Readings 2

Michel Foucault, in Discipline and Punish, said:

“Just as the ability to read and write and freely communicate gives power to citizens that protects them from the powers of the state, the ability to surveil, to invade the citizens' privacy, gives the state the power to confuse, coerce and control citizens. Uneducated populations cannot rule themselves, but tyrannies can control even educated populations, given sophisticated means of surveillance” (Foucault, 1979: 290).

"We know the principle on which it (Bentham's Panopticon) was based: at the periphery, an annular building; at the centre, a tower; this tower is pierced with wide windows that open onto the inner side of the ring; the peripheric building is divided into cells, each of which extends the whole width of the building; they have two windows, one on the inside, corresponding to the windows of the tower; the other, on the outside, allows the light to cross the cell from one end to the other.
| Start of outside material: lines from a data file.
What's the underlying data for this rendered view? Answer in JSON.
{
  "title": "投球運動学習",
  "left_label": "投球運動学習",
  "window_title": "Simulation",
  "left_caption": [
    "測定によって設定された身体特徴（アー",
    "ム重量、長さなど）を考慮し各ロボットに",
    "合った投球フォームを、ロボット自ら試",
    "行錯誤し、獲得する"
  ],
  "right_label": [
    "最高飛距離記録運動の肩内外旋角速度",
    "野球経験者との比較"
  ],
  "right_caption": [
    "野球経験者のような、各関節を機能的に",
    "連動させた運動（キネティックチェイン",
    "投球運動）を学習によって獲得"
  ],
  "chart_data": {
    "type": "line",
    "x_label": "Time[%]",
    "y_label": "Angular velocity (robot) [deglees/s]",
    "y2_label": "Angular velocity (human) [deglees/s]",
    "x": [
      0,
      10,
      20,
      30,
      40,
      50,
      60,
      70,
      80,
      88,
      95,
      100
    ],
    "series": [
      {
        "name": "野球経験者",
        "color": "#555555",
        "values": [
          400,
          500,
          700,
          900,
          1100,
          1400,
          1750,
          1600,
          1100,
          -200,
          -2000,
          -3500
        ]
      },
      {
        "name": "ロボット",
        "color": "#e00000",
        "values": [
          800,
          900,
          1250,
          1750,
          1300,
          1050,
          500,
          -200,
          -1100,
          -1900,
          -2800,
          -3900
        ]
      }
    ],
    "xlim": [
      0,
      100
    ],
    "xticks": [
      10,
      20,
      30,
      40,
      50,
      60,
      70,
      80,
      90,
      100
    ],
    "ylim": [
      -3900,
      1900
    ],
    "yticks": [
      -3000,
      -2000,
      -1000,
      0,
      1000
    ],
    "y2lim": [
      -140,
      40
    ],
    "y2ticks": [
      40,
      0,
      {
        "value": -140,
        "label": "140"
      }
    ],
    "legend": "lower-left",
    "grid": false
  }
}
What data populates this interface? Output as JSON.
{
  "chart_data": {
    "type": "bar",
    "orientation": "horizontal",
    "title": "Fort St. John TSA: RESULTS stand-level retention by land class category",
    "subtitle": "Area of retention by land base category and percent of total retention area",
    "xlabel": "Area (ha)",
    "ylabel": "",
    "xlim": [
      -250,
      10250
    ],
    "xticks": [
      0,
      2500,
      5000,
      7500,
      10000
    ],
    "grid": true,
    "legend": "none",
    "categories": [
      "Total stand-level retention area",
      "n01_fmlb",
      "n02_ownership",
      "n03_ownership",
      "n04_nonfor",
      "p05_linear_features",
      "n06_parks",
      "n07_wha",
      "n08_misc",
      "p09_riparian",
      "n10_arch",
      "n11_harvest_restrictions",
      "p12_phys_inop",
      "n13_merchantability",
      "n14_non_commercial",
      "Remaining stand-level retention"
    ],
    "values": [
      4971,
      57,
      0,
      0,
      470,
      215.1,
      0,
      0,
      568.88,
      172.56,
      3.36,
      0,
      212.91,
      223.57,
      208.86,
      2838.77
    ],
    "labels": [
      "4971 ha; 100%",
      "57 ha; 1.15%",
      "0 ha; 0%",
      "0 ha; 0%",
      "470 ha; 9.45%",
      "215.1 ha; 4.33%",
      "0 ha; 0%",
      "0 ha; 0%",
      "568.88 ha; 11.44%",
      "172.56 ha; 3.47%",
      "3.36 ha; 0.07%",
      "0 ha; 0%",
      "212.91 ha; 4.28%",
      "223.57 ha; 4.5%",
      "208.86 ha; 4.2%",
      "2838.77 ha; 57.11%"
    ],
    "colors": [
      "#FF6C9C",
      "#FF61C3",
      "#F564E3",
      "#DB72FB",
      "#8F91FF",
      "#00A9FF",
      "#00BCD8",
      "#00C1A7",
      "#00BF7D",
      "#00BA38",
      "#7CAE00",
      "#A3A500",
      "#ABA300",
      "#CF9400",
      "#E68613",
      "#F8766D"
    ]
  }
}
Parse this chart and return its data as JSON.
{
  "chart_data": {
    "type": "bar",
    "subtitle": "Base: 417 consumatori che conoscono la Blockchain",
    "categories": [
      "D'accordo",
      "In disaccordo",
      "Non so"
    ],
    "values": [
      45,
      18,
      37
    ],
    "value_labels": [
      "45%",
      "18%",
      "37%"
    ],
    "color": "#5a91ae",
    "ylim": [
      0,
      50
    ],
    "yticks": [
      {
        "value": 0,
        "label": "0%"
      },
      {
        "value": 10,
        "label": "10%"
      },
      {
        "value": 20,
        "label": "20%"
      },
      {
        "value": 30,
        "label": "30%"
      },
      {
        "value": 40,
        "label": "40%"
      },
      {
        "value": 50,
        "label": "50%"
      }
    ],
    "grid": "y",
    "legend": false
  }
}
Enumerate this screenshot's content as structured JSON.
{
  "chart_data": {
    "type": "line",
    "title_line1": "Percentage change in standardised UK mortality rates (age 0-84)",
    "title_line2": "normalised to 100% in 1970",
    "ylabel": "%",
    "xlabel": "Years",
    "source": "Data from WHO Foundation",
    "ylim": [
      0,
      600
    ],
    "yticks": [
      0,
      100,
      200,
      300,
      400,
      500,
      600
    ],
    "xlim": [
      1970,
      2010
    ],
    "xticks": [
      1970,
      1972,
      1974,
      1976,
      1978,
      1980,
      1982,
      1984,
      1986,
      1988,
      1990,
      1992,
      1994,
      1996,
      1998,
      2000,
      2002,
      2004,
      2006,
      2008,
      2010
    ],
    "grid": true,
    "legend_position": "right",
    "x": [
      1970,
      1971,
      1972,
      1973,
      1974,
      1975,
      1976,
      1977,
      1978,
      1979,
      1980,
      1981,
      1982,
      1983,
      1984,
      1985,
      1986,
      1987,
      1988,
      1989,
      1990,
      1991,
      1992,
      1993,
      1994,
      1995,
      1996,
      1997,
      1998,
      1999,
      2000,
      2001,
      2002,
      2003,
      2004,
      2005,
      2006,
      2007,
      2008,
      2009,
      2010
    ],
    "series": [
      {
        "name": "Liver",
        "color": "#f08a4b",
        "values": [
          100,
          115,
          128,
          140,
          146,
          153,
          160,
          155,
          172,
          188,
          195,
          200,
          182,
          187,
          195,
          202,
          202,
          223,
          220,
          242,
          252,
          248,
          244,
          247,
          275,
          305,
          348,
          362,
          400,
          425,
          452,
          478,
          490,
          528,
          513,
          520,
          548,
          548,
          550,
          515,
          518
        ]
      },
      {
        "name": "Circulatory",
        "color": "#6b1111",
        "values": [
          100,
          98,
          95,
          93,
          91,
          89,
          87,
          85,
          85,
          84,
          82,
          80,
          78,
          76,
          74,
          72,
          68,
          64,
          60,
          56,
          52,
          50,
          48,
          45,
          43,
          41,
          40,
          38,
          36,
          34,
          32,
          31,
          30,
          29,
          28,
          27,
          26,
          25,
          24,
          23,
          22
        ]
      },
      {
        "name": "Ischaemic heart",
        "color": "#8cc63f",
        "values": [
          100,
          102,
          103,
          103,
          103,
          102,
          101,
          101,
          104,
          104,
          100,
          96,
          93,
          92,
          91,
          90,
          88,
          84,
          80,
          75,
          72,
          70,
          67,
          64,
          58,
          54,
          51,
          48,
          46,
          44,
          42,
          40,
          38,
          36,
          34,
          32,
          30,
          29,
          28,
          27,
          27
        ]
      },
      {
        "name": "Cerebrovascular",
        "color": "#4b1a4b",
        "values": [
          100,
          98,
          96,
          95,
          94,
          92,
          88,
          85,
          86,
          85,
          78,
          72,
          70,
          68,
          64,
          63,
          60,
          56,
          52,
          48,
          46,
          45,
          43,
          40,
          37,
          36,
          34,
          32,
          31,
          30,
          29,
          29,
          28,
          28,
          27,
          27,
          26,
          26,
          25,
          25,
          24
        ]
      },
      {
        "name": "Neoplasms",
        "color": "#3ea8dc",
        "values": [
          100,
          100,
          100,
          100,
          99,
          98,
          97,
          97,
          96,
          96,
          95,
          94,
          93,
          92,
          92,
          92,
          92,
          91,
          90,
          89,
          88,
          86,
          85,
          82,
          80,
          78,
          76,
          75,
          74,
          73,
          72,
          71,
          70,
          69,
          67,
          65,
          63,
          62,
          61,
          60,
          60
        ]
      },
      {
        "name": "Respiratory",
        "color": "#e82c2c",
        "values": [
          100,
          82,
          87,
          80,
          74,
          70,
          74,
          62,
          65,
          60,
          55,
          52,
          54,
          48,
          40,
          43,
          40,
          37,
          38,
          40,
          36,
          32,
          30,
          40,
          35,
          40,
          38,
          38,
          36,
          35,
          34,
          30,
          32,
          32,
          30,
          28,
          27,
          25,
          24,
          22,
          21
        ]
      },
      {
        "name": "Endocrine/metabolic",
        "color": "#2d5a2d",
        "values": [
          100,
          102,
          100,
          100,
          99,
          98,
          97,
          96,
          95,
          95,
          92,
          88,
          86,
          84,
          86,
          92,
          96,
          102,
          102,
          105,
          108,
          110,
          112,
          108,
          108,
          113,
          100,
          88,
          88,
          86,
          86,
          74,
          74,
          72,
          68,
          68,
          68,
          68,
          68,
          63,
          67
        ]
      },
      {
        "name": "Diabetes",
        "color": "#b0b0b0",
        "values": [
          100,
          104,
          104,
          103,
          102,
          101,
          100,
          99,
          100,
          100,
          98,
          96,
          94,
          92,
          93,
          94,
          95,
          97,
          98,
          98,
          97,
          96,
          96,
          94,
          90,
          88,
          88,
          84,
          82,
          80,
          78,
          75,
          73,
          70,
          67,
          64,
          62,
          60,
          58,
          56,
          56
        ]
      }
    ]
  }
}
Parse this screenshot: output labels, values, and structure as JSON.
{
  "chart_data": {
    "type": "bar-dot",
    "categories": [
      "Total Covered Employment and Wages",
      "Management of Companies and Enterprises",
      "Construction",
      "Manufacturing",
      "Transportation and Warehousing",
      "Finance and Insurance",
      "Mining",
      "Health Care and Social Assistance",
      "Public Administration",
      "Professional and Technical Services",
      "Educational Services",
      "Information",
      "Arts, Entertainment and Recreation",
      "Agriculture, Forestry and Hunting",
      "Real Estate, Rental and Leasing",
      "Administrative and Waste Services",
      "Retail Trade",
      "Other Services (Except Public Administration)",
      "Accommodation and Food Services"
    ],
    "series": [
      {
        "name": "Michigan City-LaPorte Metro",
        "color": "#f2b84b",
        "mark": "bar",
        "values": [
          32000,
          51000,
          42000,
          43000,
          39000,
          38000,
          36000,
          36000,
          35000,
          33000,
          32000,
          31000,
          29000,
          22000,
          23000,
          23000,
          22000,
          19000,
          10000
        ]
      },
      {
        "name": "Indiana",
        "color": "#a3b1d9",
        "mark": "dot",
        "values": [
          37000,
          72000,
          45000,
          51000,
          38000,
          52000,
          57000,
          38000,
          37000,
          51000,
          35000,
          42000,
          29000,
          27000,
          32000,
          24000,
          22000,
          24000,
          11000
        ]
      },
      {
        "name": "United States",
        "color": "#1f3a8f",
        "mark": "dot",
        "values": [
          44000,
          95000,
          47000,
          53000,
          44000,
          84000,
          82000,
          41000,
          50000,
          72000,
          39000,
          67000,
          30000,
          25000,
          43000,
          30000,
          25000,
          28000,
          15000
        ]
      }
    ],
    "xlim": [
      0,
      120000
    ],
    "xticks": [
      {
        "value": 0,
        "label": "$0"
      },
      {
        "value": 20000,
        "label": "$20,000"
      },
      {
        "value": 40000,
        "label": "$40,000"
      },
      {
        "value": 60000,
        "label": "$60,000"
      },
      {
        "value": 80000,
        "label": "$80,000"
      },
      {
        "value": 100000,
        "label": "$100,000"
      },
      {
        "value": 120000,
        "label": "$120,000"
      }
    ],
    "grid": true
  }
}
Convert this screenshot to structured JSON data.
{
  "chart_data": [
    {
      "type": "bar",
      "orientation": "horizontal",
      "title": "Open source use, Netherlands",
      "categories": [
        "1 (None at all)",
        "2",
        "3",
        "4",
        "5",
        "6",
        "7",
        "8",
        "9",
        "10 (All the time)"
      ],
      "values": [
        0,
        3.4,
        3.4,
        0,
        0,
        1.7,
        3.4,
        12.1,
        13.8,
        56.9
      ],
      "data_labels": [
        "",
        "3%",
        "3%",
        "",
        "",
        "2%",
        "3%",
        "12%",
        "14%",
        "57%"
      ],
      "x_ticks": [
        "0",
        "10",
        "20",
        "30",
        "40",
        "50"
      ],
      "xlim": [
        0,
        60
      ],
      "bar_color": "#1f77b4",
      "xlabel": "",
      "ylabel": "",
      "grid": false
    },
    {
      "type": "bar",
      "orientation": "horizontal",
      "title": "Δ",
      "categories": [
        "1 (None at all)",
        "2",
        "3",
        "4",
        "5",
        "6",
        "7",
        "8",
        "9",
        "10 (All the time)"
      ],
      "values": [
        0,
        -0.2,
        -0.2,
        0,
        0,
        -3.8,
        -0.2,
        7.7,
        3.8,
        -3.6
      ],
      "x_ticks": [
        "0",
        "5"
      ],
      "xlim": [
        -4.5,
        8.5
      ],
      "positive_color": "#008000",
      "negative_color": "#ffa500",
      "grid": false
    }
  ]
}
All that is needed, then, is to place a supervisor in a central tower and to shut up in each cell a madman, a patient, a condemned man, a worker or a schoolboy.

By the effect of backlighting, one can observe from the tower, standing out precisely against the light, the small captive shadows in the cells of the periphery. They are like so many cages, so many small theatres, in which each actor is alone, perfectly individualized and constantly visible. The panoptic mechanism arranges spatial unities that make it possible to see constantly and to recognize immediately.

In short, it reverses the principle of the dungeon; or rather of its three functions - to enclose, to deprive of light and to hide - it preserves only the first and eliminates the other two. Full lighting and the eye of a supervisor capture better than darkness, which ultimately protected.

Visibility is a trap."

Source: Discipline and Punish

Is the use of learning platform technology in schools not really about freeing young people in terms of when, where and how they learn, but more about extending teacher and school control beyond the walls of the 9-4 classroom?